As the new year kicks off, you may be taking some time out to look at your finances, budget for a holiday later in the year, or you may even be thinking about buying a new home. If your plans involve taking out a loan of any kind, you may have come across the topic of your credit score – and this could have an impact if yours is less than attractive right now. The good news is that you can increase it to get the benefits you really want, but for now, let’s take a look at the average credit score in the UK.

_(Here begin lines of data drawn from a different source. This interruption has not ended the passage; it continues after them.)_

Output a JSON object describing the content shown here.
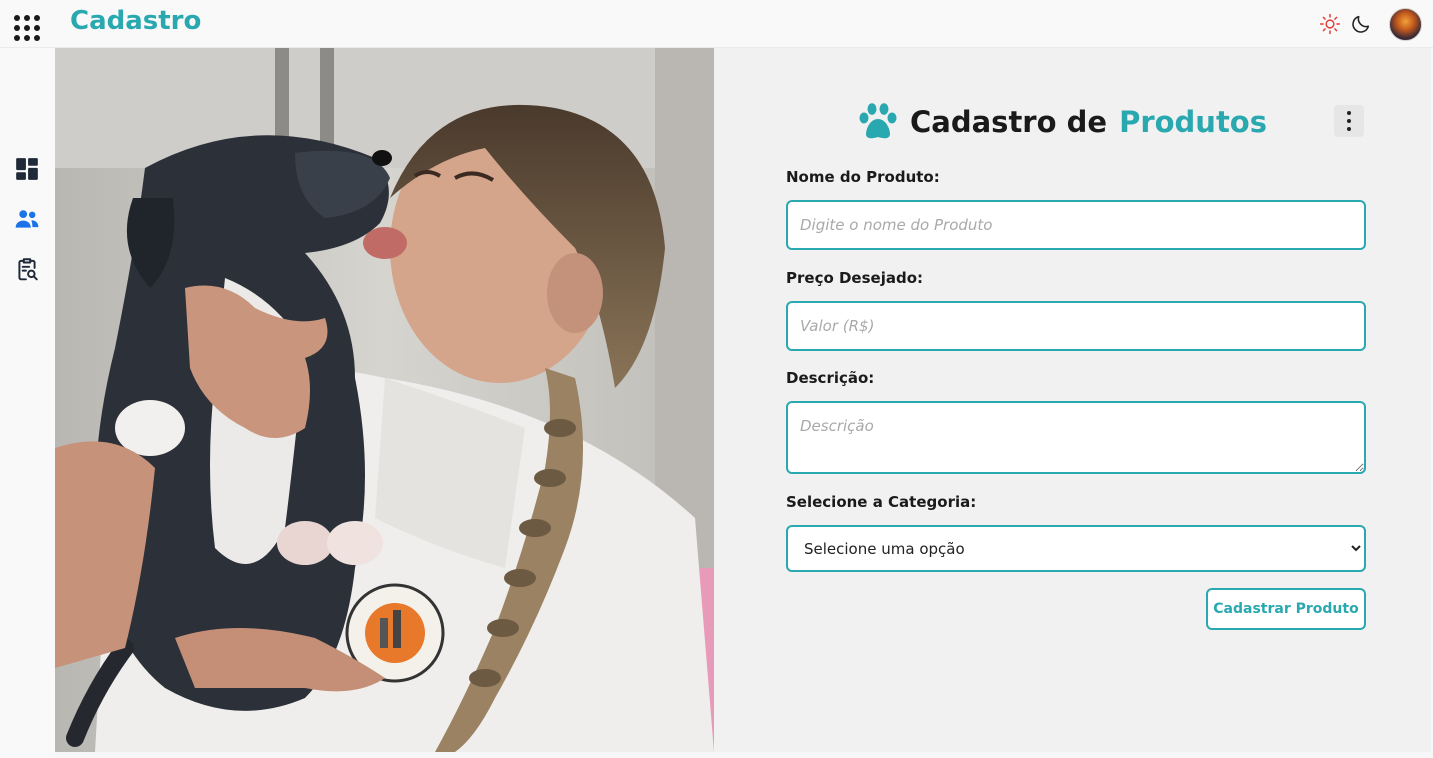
{
  "header": {
    "app_title": "Cadastro",
    "menu_icon": "apps-grid-icon",
    "theme_light_icon": "sun-icon",
    "theme_dark_icon": "moon-icon",
    "avatar_icon": "avatar",
    "accent_color": "#2aa8b0",
    "sun_color": "#e53935"
  },
  "sidebar": {
    "items": [
      {
        "icon": "dashboard-icon"
      },
      {
        "icon": "users-icon",
        "active": true,
        "color": "#1a73e8"
      },
      {
        "icon": "clipboard-search-icon"
      }
    ]
  },
  "form": {
    "title_part1": "Cadastro de",
    "title_part2": "Produtos",
    "title_icon": "paw-icon",
    "menu_icon": "more-vertical-icon",
    "name_label": "Nome do Produto:",
    "name_placeholder": "Digite o nome do Produto",
    "price_label": "Preço Desejado:",
    "price_placeholder": "Valor (R$)",
    "description_label": "Descrição:",
    "description_placeholder": "Descrição",
    "category_label": "Selecione a Categoria:",
    "category_selected": "Selecione uma opção",
    "submit_label": "Cadastrar Produto"
  }
}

When you find yourself asking “what is the average credit score in the UK?” it can be important to understand that it is calculated using a points system and the number generated won’t be the same for all areas of the UK. It will also depend on the credit reference agency that banks and financial institutions run their checks on. There are 3 major ones, Experian, Equifax and TransUnion, so here are the average scores for each:
- Experian: 759
- Equifax: 383
- TransUnion: 610
As you can see, these are quite different, so it may be better to consider what low, good and excellent credit scores are. Overall, a low score is typically rated between 561 and 720, good between 881 and 960 and excellent between 961 and 999. As potential lenders won’t tell you which credit reference agency they’re going to use to determine your creditworthiness, it can be a good idea to ensure that you have a score on the higher side to get the maximum benefits.
How are credit scores calculated in the UK?
Credit scores in the UK are typically calculated using several factors, including:
- The number of open accounts you have
- Your total level of debt
- Any credit card account information
- Your current balances
- Your available credit
- Any pre-arranged overdrafts or how often you go overdrawn
- Larger or ongoing finance contracts
- Your payment history
The good news is that properly managing these factors and ensuring that you pay everything on time will increase your score over time, as long as you are consistent.
Why is a credit score an important consideration?
When you want to borrow money, whether it is for something as large as a mortgage or as little as a mobile phone contract, lenders will use your credit score to determine whether you will be likely to keep up the repayments. If they decide that you are trustworthy, the level of your credit score can affect how much they choose to lend you, the interest you will pay and potentially even the duration of the loan.
The benefits of a higher credit score
The better your credit score, the more lending opportunities you will have – and you may have the ability to negotiate rates and terms that will best suit your needs. Aside from the obvious benefits of lesser interest rates, you may be awarded a higher credit limit for credit cards, better terms for homeowners insurance and car insurance plans, faster approval for loans and even by landlords when looking to rent a new property and the ability to get utility and phone contracts without putting down a deposit.